The Blues, managerless since the sacking of Marcus Bignot earlier this month , have whittled down over 80 applications for the post to a select few, with interviews likely to take place away from the Swansway Chester Stadium.
And a decision on the new man at the helm for next season, one that will be in the National League North following Chester's relegation from the National League a fortnight ago, could be taken ahead of this weekend's trip to Barrow for the final game of a miserable campaign for the Blues.
A host of names have been linked to the post over the past 10 days or so, with ex-Leeds United and Rotherham United manager Neil Redfearn, interviewed for the role after Jon McCarthy's sacking, installed as the bookies' favourite for the top job.
Other names to have been in the frame include ex-FC Halifax Town manager Billy Heath, former TNS and Hartlepool United boss Craig Harrison, Walsall coach Ian Sharps and former Blues Shaun Reid, Andy Holden and Graham Barrow, as well as former Tranmere Rovers boss Ronnie Moore, Bangor City manager Kevin Nicholson and Runcorn Town boss Chris Herbert.

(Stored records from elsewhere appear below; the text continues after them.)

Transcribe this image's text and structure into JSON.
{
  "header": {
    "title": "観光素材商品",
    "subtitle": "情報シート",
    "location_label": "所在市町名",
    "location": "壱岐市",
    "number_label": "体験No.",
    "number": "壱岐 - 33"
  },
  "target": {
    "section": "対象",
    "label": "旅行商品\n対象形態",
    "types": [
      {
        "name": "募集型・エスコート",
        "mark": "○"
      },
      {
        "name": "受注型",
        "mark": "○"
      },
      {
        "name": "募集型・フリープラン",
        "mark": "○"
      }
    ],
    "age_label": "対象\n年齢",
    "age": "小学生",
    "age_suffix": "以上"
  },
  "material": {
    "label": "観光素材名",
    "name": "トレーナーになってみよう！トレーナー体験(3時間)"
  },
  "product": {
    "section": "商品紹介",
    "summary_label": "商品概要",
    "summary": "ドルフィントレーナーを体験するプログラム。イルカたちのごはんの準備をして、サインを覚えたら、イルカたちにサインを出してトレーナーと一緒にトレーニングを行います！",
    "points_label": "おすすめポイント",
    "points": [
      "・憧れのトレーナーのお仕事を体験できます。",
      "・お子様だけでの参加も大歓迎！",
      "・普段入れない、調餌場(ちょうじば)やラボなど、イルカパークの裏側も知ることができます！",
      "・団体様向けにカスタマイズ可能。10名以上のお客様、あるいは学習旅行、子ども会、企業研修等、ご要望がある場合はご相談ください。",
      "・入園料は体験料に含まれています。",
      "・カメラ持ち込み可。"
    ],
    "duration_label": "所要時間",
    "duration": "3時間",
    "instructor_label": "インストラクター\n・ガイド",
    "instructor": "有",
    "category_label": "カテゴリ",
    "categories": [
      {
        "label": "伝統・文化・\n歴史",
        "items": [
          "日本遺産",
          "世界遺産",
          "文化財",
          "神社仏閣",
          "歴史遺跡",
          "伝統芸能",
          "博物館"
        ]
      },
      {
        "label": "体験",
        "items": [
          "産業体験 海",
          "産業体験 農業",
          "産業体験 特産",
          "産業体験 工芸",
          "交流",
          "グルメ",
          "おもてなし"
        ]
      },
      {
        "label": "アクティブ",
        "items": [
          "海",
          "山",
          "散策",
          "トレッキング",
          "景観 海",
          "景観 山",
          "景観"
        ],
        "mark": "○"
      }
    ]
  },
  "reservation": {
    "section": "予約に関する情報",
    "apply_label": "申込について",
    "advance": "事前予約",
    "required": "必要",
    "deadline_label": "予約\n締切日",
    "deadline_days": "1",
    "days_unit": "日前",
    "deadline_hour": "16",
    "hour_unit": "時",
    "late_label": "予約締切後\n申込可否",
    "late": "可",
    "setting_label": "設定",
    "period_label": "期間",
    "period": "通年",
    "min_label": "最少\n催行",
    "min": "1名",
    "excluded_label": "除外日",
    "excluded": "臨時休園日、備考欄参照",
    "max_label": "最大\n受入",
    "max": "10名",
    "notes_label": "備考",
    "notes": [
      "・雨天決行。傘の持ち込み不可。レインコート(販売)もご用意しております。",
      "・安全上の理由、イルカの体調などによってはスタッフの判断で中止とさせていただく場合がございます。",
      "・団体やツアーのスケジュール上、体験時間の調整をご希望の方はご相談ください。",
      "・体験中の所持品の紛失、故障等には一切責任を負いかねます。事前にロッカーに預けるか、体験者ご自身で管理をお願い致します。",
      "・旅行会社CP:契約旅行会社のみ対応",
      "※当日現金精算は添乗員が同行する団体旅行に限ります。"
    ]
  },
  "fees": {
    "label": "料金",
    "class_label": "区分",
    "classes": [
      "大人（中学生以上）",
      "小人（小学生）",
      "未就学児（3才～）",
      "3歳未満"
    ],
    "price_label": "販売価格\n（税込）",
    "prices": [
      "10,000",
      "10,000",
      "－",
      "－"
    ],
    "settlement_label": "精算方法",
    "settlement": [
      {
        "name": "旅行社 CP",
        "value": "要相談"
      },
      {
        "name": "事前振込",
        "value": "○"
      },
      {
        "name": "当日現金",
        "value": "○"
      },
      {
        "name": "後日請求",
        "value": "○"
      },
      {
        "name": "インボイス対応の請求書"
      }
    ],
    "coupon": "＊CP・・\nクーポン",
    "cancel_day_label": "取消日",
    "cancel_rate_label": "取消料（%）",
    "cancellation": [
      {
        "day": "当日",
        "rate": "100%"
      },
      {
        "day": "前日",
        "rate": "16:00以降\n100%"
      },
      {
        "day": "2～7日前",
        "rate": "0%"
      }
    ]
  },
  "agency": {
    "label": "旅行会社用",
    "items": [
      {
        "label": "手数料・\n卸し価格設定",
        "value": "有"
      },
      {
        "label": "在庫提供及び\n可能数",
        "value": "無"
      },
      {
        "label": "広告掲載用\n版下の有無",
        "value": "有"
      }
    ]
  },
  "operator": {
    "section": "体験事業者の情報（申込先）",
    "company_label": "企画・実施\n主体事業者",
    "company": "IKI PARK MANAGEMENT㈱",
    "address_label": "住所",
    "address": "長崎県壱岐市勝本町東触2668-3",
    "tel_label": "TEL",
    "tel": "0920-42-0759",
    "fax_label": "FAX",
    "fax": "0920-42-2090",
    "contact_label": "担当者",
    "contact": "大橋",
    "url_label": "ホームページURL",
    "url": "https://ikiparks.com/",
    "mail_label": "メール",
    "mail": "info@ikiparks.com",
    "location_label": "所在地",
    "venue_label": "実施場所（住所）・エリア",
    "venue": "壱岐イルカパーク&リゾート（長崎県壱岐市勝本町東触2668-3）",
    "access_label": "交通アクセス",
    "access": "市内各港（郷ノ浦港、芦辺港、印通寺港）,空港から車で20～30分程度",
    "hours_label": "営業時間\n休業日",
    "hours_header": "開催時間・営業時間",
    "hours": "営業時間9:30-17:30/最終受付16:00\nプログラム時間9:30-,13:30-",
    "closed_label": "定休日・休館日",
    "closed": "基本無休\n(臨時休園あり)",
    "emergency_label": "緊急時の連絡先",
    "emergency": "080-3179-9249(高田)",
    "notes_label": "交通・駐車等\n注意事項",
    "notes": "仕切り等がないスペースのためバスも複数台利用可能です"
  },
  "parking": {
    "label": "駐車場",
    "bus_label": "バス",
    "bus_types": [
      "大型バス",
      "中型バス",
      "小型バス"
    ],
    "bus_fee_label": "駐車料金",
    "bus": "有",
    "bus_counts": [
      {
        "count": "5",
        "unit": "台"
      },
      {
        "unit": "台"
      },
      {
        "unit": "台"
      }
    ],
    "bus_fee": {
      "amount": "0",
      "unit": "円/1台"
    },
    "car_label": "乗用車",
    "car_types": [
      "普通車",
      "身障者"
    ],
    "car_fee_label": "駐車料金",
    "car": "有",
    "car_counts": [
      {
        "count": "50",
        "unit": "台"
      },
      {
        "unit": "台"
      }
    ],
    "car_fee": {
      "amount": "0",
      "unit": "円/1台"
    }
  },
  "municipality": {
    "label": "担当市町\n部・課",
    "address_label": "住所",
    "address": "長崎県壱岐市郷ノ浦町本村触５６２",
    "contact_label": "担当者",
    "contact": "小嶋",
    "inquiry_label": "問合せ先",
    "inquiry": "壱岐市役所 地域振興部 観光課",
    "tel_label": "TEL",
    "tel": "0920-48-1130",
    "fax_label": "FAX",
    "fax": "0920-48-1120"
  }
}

But there are some names who have been linked who won't be taking on the role.
Former Crewe Alexandra and Leyton Orient boss Steve Davis, who expressed interest in the vacancy when speaking to the Chronicle last week, is understood to have decided against applying for the role.
Ex-Chesterfield and Wigan Athletic boss Gary Caldwell was also rumoured to be a candidate although it is understood he did not throw his hat into the ring. The same is also believed to be true for ex-Chester City boss Barrow, heavily linked last time around and a former assistant of Caldwell's at the Spireites and the Latics.
Witton Albion chairman Mark Harris last week stated that they would resist any attempt from Chester to prize Carl Macauley away from Wincham Park. And Harris looks set to get his wish for his boss to remain with Macauley understood not to have entered the reckoning.